When the studies of Meyers et al12 and Eichhorn et al13 were first published, the findings were disseminated to journalists. The reports received wide attention in the media, including coverage by CNN, ABC World News Tonight, The View, The New York Times, Los Angeles Times, Washington Post, Newsweek, and local television and radio stations. Many of the journalists asked for the name of a local institution that permitted family presence. I tried to identify such institutions. I heard repeatedly that individual nurses would admit patients’ family members during CPR and invasive procedures without institutional sanction. Invariably, I referred journalists to a handful of hospitals that had been practicing family presence under written policies and procedures without incident. (I found no hospital that had tried and then discontinued the practice.)
The study reported by MacLean et al1 reflects the interest in determining the prevalence of family presence as a formally sanctioned or unsanctioned practice among critical care and emergency nurses. These authors1 found that a majority of nurses had either taken patients’ family members into the patients’ rooms during CPR or invasive procedures or would do so if the opportunity arose. And yet only 5% of the nurses said that their institutions had written policies permitting family presence (1% had policies against the practice). And when asked whether policies should be written or unwritten, more respondents preferred that the policies be unwritten. Why? Did the respondents think that if they failed at formalizing family presence they would no longer be able to do it?
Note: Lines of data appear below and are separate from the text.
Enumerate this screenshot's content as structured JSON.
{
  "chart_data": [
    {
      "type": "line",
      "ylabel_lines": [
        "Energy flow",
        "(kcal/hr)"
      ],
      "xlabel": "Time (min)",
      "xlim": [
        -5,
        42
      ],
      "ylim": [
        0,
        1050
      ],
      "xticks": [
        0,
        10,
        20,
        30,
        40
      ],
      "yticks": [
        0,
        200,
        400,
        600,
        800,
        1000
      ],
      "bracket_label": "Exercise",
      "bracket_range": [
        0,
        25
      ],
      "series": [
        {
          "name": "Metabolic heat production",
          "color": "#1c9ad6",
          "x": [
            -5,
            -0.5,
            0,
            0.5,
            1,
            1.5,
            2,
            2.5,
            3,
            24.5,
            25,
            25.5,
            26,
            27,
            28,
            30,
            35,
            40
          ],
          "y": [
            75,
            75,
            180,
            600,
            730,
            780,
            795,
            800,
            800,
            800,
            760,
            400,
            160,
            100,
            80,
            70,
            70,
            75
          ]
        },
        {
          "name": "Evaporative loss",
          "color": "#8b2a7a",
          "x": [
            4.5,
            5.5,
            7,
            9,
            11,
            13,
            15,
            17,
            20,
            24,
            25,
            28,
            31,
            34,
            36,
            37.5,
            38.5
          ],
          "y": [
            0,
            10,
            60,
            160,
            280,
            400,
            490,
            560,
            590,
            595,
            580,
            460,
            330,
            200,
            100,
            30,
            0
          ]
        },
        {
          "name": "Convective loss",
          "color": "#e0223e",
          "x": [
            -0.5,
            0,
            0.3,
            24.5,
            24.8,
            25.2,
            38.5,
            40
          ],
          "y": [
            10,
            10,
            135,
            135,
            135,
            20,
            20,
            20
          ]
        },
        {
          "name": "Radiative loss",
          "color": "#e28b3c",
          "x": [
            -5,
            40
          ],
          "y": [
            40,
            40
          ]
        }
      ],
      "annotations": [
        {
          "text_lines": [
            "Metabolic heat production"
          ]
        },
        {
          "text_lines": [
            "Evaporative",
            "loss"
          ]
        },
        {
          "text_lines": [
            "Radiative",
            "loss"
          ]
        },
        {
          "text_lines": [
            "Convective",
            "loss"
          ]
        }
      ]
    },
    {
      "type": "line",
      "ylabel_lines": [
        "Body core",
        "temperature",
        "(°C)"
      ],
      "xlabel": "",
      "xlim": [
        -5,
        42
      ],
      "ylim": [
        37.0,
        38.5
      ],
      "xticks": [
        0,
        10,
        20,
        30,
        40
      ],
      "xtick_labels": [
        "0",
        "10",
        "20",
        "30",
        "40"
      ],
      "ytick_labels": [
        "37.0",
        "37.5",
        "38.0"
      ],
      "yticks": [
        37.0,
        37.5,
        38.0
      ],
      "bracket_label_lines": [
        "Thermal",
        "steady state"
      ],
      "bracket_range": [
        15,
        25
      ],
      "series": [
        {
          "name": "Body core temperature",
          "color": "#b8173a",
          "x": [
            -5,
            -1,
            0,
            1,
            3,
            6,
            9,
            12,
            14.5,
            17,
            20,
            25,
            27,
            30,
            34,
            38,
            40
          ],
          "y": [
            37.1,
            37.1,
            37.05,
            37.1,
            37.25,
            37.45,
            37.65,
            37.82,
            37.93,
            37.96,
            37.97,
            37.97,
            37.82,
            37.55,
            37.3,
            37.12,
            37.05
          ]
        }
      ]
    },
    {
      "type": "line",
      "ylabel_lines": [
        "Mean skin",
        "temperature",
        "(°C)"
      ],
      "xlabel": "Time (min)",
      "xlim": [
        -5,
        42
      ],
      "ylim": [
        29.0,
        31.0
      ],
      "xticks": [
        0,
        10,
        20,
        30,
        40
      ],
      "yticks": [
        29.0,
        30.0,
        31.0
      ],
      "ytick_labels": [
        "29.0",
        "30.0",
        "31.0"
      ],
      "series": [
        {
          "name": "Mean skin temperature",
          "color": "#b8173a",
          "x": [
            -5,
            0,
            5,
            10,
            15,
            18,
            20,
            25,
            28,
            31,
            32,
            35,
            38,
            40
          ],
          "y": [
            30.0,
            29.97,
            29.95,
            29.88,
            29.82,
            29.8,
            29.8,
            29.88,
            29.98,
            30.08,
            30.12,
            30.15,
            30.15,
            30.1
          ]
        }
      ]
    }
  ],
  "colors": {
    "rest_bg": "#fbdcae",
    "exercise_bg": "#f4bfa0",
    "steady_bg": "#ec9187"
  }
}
Patients’ family members are asking to be with the patients during invasive procedures. Shouldn’t nurses ensure that institutions honor these requests when staffing allows? If a unit or an institution allows family presence without a formal policy, why not formalize the practice and ensure that the ENA guidelines are followed? Family presence should not be taken lightly. It deserves careful attention and handling.
It is time for nurses to challenge their institutions to adopt written policies and procedures to allow family presence. Eichhorn et al17 have written about the politics of getting institutions to adopt family presence. The ENA has slides and handouts available to help in formal and informal education within institutions. In addition, national organizations of nurses and physicians can endorse family presence.
Supporting family presence now does not preclude the need for ongoing research to better understand the practice. But we lack research indicating that we are not harming patients, healthcare providers, and patients’ family members when the security staff are called to forcibly remove parents from the bedside of a dying child. So, let’s act on the available research and make family presence an option for families nationwide.